Let me know if I haven't answered your question.

Hi @robotdan , i already tried without verifiers, but i get an exception:
io.fusionauth.jwt.MissingVerifierException: No Verifier has been provided for verify a signature signed using [SHA256withRSA]

throw new MissingVerifierException("No Verifier has been provided for verify a signature signed using [" + header.algorithm.getName() + "]");

From the code it seems that is not possible decode a JWT when parts.lenght != 2:

even if allowNoneAlgorithm is true:

private JWT validate(String encodedJWT, String[] parts, Header header, Verifier verifier, boolean allowNoneAlgorithm) {
...
}

Ah, ok, I see what you mean. Yeah, you're correct, we don't offer a way to decode the JWT w/out verification (at least not easily).

Would it help if I added a utility method to decode the payload?

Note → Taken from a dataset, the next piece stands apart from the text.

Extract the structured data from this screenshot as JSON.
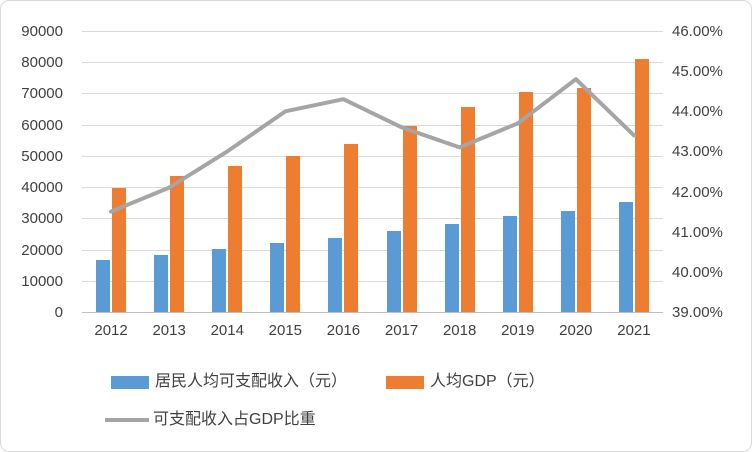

Would you also want the header?

For example, something like :

String accessToken = authResult.getAccessToken();
JWT jwt = JWTUtils.decodePayload(accessToken);

This method would not perform any validation, it would only read the JSON and return a JWT object.

This would more/less do the same thing you're doing already:

byte[] payload = Base64.getUrlDecoder().decode( authResult.getAccessToken().split( "\\." )[ 1 ] );
JWT jwt = Mapper.deserialize( payload, JWT.class );

See commit 4e5d4d0, added JWTUtils. decodePayload - will this work for you?

Yes, it is perfect. The header is not so important in my opinion.
Thank you.

Great, thanks for the feedback. I also added JWTUtils.decodeHeader if that is of use.
Released and available in version 3.0.2.